Frictional sliding without geometrical reflection symmetry

TL;DR

This paper reveals that geometrical asymmetry in identical materials can induce coupling between slip and normal stress, affecting stability and failure, supported by theory and experiments.

Contribution

It introduces the novel concept that geometrical asymmetry causes slip-normal stress coupling in identical materials, impacting frictional dynamics.

Findings

Asymmetry induces slip-normal stress coupling in identical materials.

Coupling explains previously unexplained weakening in frictional cracks.

Asymmetry can destabilize otherwise stable frictional sliding.

Abstract

The dynamics of frictional interfaces play an important role in many physical systems spanning a broad range of scales. It is well-known that frictional interfaces separating two dissimilar materials couple interfacial slip and normal stress variations, a coupling that has major implications on their stability, failure mechanism and rupture directionality.

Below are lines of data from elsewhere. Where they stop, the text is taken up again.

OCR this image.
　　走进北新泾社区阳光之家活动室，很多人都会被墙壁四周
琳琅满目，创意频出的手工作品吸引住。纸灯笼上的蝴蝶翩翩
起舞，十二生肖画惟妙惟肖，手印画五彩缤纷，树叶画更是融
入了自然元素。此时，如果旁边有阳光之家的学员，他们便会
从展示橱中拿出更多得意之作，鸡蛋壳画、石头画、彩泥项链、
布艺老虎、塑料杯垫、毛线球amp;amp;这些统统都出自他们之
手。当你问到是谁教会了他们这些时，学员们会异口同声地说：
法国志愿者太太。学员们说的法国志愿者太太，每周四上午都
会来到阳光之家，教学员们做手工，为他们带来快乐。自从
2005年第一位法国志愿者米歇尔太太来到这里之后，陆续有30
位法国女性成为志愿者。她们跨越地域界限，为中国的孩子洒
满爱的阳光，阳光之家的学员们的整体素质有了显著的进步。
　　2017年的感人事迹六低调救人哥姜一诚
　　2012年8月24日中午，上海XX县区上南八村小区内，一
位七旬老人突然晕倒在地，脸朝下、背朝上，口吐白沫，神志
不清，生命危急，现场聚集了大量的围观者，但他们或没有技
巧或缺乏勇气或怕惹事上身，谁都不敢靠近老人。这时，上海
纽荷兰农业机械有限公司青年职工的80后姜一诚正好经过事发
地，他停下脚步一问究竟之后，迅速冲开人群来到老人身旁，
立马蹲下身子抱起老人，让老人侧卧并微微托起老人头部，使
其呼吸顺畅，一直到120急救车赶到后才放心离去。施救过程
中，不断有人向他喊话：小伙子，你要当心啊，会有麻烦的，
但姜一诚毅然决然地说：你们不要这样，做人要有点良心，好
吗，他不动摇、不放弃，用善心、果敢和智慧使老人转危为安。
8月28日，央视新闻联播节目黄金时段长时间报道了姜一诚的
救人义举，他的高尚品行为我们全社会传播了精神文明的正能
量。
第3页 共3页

In contrast, interfaces separating identical materials are traditionally assumed not to feature such a coupling due to symmetry considerations. We show, combining theory and experiments, that interfaces which separate bodies made of macroscopically identical materials, but lack geometrical reflection symmetry, generically feature such a coupling. We discuss two applications of this novel feature. First, we show that it accounts for a distinct, and previously unexplained, experimentally observed weakening effect in frictional cracks. Second, we demonstrate that it can destabilize frictional sliding which is otherwise stable. The emerging framework is expected to find applications in a broad range of systems.